Pío Baroja
Olaberri era un pesimista
jovial. No encontraba en el mundo más que vanidad y aflicción de espíritu. No tenía
fe más que en la cal hidráulica y en el cemento armado. Para él, detrás de toda
satisfacción venía algo negro y doloroso, que eran principalmente las facturas.
–¿Ve
usted esa chica que se ha casado con el carabinero? –me preguntó hace tiempo con
aire de profunda conmiseración.
–Sí.
–¡Qué
infelices! Ahora mucha alegría, ¿eh?, y de viaje, pero luego ya vendrán las facturas.
A
Olaberri le preocupaban las facturas. Para Olaberri, que era contratista en pequeño,
las facturas eran como la sombra de Banquo, que aparece en el banquete de la vida.
Si
Olaberri hubiera tenido el sentido estadístico de nuestro amigo Berecoche, ya difunto,
diría que en la vida hay un 75 por ciento de facturas.
–Ya
le he dicho al párroco –me contó una vez–: usted, con un cubo de agua y un hisopo,
ya tiene para todo el año, y a vivir bien; nosotros, en cambio, pobres contratistas,
siempre a vueltas con las facturas.
Olaberri
tenía gustos macabros.
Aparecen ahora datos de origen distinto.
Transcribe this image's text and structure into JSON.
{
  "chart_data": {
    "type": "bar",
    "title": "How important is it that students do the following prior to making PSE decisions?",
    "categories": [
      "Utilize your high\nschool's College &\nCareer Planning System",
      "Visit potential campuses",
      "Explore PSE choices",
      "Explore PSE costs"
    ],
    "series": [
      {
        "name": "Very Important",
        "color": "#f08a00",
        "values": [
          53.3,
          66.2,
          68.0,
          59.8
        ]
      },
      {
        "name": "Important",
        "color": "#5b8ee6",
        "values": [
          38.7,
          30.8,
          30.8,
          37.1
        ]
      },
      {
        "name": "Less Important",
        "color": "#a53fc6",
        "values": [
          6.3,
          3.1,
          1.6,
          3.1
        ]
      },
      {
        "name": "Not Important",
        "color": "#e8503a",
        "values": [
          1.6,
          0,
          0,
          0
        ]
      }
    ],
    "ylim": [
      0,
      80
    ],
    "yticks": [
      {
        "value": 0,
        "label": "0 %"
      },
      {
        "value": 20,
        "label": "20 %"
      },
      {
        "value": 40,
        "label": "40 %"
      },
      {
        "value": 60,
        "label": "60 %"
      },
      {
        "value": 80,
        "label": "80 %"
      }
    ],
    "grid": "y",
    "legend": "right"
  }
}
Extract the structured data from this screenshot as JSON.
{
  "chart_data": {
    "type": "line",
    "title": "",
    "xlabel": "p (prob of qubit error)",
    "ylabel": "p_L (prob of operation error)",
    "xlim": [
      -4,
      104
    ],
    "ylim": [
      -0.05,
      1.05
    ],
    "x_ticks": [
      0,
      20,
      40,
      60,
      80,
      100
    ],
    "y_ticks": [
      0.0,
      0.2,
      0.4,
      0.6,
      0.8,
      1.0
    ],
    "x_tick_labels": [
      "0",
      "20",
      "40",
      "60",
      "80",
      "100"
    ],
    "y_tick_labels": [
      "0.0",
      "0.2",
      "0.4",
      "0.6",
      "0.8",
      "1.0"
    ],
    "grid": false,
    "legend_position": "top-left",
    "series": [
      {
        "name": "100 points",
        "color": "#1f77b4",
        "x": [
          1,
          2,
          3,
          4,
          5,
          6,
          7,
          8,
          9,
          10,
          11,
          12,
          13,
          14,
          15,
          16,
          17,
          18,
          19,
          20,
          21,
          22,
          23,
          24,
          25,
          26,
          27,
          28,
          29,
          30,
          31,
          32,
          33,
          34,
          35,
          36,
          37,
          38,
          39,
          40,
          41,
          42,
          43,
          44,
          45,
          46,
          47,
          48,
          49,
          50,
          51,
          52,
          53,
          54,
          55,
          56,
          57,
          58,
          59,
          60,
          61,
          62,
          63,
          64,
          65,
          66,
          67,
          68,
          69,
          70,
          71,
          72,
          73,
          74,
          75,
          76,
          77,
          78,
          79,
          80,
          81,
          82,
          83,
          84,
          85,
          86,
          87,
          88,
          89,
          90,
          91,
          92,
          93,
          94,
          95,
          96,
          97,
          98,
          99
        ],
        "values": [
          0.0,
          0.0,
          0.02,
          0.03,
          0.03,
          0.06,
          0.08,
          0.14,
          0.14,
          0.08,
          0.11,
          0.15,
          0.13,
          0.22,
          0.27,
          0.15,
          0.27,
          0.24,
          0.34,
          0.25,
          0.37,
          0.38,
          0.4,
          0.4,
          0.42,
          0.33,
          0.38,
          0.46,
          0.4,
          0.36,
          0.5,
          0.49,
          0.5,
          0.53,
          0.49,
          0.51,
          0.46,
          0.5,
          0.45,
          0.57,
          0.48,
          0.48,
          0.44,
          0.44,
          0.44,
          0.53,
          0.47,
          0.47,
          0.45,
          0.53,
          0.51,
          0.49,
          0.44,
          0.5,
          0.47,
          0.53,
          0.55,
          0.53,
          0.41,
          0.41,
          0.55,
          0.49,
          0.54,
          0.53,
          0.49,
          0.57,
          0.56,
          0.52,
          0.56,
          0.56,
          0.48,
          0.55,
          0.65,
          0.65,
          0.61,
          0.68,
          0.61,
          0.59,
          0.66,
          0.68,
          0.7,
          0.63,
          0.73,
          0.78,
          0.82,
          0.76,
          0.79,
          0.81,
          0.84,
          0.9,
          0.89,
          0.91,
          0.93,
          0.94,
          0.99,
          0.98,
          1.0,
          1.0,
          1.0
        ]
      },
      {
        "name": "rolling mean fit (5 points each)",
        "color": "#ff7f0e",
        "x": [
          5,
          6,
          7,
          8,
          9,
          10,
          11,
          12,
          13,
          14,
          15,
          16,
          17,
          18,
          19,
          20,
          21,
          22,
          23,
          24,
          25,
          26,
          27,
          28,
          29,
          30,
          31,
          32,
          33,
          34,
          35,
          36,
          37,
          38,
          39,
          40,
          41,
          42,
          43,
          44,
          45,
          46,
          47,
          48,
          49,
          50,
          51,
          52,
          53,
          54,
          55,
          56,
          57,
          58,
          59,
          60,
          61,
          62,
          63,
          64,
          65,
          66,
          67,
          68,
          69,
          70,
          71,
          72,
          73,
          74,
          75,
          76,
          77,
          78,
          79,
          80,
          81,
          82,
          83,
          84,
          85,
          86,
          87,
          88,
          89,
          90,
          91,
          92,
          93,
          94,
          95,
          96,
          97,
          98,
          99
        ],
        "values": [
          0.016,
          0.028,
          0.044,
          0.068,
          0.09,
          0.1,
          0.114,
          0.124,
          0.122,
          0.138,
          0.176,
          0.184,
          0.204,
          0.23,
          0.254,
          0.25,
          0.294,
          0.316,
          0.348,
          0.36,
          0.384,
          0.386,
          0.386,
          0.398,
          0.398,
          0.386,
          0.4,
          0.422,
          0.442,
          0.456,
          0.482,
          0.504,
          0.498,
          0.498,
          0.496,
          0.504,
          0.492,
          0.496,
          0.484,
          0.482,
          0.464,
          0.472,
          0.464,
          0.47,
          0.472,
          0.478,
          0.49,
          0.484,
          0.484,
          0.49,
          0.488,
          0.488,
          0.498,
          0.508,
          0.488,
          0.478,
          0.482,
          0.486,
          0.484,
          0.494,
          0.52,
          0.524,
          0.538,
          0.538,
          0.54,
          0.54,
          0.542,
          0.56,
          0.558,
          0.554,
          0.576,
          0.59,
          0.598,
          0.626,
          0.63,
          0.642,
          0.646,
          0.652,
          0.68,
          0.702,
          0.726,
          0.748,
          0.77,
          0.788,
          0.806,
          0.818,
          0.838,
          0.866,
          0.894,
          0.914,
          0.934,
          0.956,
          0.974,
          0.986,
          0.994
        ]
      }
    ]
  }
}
Había construido en el cementerio varios sepulcros y trasladado
cadáveres y huesos y algunos cuerpos recién muertos.
Al
hacer la descripción de estos traslados sentía, sin duda, un ardor explicativo de
artista medieval y macabro. Los huesos, las calaveras revueltas con tierra, los
trozos de hábito o de ropa, la madera podrida de los ataúdes, todo daba pábulo a
su charla pintoresca.
Al
relatar el traslado de algún cuerpo recién enterrado, se lucía; entonces los detalles
realistas eran tan terribles que a cualquier persona sencilla se le ponían los pelos
de punta.
Salían
a relucir los gusanos blancos y las gurgujas verdes, y al último la gente no sabía
si temblar de asco o echarse a reír.
Él
no tenía repugnancia por nada.
–Los
mejores caracoles que hay comido –solía decir–, los hay cogido en la tumba del difunto
párroco. Nunca los hay comido mejores.